Dinkey Creek originates in the Dinkey Lakes Wilderness, along the Three Sisters peaks, at an elevation of 10152 ft above sea level. It initially flows southwest, dropping over Dinkey Falls, then turning south a short distance below Dinkey Dome. It then flows past the community of Dinkey Creek and receives its largest tributary, Deer Creek, from the left. The creek empties into the North Fork Kings River near Balch Camp, at an elevation of 1240 ft.

The creek was named in 1863 by a group of hunters who were attacked there by a grizzly bear. The hunters' dog, Dinkey, tried to fight the bear, but was fatally injured. One of the men was then able to grab his gun and shoot the bear. They named the nearby stream Dinkey Creek to honor the dog's bravery.

== Dinkey Creek Hydroelectric Project ==

A hydroelectric project was proposed by the Kings River Conservation District (KRCD) in 1978 on Dinkey Creek, but was canceled just two months before the start of construction in 1986 because PG&E withdrew from the power purchase agreement. That was caused in part by delays caused by environmental litigation challenging parts of the plan, as well as a dispute between PG&E and the California Public Utilities Commission over related environmental issues.

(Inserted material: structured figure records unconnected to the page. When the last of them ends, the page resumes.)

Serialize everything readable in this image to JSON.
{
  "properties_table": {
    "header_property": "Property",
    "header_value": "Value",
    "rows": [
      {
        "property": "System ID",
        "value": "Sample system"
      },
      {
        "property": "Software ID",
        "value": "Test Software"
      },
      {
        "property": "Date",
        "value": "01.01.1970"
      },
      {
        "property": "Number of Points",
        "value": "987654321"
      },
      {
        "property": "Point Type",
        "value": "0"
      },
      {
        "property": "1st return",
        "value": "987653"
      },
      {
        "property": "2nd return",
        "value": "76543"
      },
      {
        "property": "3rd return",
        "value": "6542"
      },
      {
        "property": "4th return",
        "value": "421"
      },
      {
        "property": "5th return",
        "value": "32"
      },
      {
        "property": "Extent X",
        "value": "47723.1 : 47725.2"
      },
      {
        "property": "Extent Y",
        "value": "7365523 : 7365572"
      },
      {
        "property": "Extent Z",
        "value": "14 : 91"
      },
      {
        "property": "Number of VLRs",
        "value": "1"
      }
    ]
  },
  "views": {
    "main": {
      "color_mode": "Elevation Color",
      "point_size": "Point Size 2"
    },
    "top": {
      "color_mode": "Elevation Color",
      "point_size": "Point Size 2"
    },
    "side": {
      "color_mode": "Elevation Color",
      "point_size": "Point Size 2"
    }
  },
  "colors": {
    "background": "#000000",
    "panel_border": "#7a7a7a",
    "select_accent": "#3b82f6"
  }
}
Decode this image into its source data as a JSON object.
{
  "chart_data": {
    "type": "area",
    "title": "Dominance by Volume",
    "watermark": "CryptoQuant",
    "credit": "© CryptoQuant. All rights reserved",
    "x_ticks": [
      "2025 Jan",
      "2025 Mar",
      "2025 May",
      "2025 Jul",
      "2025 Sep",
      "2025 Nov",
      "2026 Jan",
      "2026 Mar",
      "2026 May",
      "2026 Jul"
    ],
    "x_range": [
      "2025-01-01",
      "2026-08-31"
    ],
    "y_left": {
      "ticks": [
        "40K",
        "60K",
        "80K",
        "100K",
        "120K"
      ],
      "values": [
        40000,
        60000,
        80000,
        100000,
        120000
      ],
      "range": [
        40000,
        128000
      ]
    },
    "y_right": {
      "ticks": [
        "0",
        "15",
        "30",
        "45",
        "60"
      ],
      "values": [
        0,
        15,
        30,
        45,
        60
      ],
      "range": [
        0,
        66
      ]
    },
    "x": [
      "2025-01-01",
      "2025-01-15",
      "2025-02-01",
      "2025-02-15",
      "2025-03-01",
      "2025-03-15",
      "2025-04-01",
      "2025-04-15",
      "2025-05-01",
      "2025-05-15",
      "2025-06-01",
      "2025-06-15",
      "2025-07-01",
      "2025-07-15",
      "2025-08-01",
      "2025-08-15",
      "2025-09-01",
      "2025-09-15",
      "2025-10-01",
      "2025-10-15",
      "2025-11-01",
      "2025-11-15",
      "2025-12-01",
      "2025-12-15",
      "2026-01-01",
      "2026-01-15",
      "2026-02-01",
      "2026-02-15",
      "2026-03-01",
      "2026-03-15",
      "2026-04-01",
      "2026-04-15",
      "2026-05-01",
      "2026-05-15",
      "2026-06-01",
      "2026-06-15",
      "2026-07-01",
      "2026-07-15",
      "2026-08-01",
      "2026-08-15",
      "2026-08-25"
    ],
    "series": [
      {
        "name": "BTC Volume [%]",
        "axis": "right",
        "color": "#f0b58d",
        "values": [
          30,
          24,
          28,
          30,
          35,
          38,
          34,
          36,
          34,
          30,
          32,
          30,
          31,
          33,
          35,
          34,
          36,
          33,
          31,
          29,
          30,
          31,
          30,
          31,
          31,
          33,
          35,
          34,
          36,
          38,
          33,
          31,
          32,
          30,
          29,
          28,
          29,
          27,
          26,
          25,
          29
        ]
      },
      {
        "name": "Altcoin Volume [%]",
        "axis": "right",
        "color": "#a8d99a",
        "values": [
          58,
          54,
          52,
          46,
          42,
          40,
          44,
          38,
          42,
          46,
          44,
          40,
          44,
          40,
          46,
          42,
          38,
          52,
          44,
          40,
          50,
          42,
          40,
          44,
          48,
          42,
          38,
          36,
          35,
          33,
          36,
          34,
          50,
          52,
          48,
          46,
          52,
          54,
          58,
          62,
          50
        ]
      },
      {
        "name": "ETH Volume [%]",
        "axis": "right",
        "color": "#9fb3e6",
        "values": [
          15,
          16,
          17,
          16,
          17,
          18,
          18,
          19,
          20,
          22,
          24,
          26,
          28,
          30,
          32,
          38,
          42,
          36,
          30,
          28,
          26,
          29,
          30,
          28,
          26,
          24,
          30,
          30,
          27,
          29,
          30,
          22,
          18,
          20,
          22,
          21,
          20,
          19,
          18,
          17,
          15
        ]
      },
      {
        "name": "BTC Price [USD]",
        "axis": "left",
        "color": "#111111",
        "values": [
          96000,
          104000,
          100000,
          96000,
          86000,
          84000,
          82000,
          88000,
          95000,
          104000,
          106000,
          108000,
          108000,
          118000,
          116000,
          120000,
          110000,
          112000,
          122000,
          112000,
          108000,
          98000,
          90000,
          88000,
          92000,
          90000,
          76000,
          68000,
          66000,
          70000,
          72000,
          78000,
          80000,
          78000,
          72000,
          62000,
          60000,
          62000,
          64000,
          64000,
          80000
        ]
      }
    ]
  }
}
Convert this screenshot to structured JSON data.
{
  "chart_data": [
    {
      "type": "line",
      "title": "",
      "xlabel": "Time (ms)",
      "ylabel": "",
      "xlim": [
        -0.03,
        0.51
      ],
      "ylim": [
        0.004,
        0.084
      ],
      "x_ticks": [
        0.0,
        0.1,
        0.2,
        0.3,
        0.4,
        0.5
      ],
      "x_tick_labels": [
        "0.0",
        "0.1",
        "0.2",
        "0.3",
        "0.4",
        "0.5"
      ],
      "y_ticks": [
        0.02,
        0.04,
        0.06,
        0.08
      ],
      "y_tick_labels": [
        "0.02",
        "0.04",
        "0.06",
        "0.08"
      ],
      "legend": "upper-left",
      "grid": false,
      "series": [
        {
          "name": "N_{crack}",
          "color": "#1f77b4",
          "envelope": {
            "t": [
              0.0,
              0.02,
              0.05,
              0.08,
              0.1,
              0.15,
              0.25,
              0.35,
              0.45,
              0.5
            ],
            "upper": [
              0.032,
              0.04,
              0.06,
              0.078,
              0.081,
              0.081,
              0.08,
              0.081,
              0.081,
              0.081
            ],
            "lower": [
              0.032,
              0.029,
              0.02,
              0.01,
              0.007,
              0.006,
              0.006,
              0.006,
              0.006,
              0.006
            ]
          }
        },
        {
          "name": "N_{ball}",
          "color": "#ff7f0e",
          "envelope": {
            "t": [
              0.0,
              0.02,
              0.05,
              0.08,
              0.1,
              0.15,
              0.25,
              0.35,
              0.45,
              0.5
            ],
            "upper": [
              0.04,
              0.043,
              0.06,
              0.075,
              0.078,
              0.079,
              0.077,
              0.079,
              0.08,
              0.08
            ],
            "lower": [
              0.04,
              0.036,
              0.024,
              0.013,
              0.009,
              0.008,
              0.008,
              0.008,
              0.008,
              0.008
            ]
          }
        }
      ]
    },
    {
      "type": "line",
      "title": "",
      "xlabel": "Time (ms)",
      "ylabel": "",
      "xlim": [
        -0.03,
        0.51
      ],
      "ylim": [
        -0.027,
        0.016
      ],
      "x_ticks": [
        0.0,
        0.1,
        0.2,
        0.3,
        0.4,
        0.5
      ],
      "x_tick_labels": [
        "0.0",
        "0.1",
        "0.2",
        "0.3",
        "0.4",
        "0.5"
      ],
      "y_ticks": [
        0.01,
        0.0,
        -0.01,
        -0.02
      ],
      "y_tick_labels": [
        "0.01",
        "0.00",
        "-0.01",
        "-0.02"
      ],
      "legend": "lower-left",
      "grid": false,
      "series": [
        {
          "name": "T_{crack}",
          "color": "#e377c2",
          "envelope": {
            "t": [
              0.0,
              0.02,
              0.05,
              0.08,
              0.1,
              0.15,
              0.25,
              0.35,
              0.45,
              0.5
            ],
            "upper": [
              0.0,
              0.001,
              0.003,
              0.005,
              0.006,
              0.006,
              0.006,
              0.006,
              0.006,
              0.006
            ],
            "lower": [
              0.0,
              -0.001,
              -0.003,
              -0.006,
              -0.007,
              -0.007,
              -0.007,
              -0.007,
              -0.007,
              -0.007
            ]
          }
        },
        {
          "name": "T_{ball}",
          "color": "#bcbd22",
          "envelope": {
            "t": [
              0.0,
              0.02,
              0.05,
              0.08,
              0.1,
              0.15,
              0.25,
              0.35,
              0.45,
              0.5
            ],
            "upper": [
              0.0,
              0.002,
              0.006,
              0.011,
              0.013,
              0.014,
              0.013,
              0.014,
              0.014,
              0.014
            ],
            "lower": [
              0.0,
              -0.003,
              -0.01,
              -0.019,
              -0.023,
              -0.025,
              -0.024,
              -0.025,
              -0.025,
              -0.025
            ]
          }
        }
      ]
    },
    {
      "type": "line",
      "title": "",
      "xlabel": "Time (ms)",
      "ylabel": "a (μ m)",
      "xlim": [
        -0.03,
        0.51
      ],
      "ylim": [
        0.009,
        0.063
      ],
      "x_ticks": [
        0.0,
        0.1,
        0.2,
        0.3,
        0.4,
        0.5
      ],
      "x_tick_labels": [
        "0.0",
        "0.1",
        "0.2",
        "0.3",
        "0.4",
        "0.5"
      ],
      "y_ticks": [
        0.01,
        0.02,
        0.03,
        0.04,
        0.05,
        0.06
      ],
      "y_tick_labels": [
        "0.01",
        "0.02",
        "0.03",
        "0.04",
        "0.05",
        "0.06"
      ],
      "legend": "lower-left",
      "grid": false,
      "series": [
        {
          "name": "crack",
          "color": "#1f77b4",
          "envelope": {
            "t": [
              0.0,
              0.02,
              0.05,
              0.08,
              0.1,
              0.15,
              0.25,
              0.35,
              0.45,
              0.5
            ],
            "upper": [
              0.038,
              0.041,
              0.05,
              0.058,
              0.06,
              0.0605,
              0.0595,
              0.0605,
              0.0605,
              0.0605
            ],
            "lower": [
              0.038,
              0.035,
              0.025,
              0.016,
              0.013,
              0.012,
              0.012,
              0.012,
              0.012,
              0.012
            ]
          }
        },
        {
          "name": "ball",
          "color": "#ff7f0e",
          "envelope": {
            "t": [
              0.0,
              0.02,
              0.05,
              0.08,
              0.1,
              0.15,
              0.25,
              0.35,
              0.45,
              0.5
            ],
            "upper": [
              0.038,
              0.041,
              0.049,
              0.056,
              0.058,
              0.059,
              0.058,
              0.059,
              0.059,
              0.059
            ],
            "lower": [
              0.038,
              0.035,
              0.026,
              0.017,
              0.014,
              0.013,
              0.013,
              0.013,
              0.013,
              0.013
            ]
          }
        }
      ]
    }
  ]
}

The KRCD's "Dinkey Creek Hydroelectric Project" would have consisted of a 380 ft high rock fill dam with a spillway at elevation 5710 ft, a 90000 acre feet reservoir, and two separate 60 megawatt power stations. Construction would have also included 7.9 mi of power tunnels, and four vertical shafts, and a 4.5 mi long diversion tunnel in hard, massive, granitic rock. The Dinkey Creek Inn in the community of Dinkey Creek is also located at 5710 ft elevation. According to the Bureau of Reclamation; "Adverse environmental impacts would be expected in all categories assessed—botany,
wildlife, aquatic biology and water quality, recreation, and land use. In particular, a reservoir at Dinkey Creek would fundamentally alter the existing recreation-based community."